Arizona State University mathematical epidemiologist Gerardo Chowell-Puente recently led a team of U.S. and Mexican researchers in examining the 2009 H1N1 mortality rate in Mexico.

The findings, which appeared in the April 20 online publication of BMC Infectious Diseases, were reported on April 23 by the Center for Infectious Disease Research & Policy News.

Key discoveries were that delayed hospitalization increased the risk of death nearly threefold, and administration of antiviral therapy almost halved the risk.

The research team used data from a surveillance system created by the Mexican Institute for Social Security for the purpose of tracking the 2009 pandemic.

The strongest factor for death of confirmed H1N1 patients was found to be delayed hospitalizations, with a case-fatality rate of 23.3 percent for those admitted more than two days following the onset of symptoms. Comparatively, the rate was eight percent for those admitted within two days of the onset of symptoms.

During the spring wave, Tamiful or Relenza was recommended to all clinic or hospital patients with influenza-like illness and severe symptoms or those with mild symptoms in high-risk groups.

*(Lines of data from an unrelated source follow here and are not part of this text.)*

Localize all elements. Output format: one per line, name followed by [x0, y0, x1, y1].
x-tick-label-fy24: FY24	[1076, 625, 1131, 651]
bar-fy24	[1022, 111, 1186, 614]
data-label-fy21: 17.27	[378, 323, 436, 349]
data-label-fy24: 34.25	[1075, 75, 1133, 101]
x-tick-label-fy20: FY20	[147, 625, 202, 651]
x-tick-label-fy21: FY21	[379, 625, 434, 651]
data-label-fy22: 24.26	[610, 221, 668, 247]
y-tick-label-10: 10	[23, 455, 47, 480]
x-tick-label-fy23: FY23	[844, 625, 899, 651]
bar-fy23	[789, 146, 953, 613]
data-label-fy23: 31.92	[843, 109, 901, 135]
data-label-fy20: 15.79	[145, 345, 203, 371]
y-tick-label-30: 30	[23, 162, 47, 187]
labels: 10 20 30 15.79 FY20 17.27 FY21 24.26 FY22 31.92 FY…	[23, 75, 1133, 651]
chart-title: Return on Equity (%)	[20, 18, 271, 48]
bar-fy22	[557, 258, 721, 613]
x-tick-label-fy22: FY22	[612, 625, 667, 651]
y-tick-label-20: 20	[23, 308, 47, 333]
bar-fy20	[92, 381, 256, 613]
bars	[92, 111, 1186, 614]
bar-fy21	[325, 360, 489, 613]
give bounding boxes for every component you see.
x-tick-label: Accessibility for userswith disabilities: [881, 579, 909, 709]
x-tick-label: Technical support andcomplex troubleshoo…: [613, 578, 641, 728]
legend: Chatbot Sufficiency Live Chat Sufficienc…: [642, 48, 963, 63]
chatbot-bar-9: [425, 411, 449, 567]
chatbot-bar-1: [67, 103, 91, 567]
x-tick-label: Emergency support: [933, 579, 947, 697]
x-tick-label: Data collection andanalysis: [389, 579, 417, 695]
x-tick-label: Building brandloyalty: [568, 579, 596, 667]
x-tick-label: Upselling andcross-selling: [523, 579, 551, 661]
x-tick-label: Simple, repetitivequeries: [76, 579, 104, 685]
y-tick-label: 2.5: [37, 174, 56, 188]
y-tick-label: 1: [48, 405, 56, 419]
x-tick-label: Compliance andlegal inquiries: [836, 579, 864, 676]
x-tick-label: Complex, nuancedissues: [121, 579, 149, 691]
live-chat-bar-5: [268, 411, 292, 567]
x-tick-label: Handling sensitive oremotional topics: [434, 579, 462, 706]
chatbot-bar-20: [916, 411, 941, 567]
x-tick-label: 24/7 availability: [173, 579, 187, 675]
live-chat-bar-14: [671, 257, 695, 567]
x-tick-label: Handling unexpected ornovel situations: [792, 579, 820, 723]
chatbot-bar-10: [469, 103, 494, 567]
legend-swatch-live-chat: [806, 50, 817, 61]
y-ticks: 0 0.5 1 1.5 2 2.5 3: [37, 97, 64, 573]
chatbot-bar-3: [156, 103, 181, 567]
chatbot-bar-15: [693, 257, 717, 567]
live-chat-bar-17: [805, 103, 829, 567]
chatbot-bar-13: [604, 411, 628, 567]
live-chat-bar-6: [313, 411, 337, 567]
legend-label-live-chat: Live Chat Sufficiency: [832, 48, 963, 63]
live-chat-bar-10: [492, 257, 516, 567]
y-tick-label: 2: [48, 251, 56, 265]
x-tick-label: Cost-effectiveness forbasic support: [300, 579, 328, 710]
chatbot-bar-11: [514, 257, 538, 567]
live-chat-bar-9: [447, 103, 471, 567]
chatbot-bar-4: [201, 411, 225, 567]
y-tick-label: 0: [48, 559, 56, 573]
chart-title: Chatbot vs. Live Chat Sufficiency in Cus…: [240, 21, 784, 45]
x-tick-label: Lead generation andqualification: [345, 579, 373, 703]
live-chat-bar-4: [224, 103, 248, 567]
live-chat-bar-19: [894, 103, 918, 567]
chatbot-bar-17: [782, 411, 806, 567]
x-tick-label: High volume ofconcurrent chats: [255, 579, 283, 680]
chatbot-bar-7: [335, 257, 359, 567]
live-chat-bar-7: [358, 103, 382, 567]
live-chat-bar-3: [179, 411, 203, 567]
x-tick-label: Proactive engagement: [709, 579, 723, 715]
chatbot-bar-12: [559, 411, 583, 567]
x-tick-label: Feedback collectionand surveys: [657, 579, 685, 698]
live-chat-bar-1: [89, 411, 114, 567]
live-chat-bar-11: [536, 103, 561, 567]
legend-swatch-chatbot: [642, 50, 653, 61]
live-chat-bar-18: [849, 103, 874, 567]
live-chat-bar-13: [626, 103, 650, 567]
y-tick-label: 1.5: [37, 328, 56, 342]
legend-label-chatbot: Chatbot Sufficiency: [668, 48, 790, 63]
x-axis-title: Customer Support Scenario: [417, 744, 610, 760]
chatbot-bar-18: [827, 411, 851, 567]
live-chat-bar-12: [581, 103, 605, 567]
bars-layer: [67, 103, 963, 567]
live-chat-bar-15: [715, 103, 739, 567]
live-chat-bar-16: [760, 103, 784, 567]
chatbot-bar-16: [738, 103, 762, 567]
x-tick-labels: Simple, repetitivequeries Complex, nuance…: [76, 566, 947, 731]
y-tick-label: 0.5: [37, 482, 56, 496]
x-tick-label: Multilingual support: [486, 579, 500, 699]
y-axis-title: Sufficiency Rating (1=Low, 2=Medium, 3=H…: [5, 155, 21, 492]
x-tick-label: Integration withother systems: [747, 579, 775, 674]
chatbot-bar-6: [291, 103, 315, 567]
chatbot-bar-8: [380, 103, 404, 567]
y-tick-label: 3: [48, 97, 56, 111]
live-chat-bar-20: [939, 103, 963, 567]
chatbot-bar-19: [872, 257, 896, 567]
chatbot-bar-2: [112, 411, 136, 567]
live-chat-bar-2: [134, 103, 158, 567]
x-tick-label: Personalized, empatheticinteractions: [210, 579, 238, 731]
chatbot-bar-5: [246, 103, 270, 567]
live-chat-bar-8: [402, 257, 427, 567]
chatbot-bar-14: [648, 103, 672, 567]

Use of the antivirals dropped from 48.6 percent of confirmed cases in the spring wave to only 8.7 percent in the fall wave.

The case-fatality rate during the spring was 4.6% and fell to 0.7 percent in the summer. However, it jumped to 2.5 percent in the fall wave, when the use of antivirals was low.

According to the report, the drop in antiviral use during the fall may have been attributed to conservative administration of the drugs when the perceived severity of the pandemic diminished.

Chowell-Puente, an assistant professor in the School of Human Evolution and Social Change in the College of Liberal Arts and Sciences, looks at the connection of mathematical and computational models to real epidemic scenarios to make inferences on transmission dynamics and the effects of public health intervention strategies.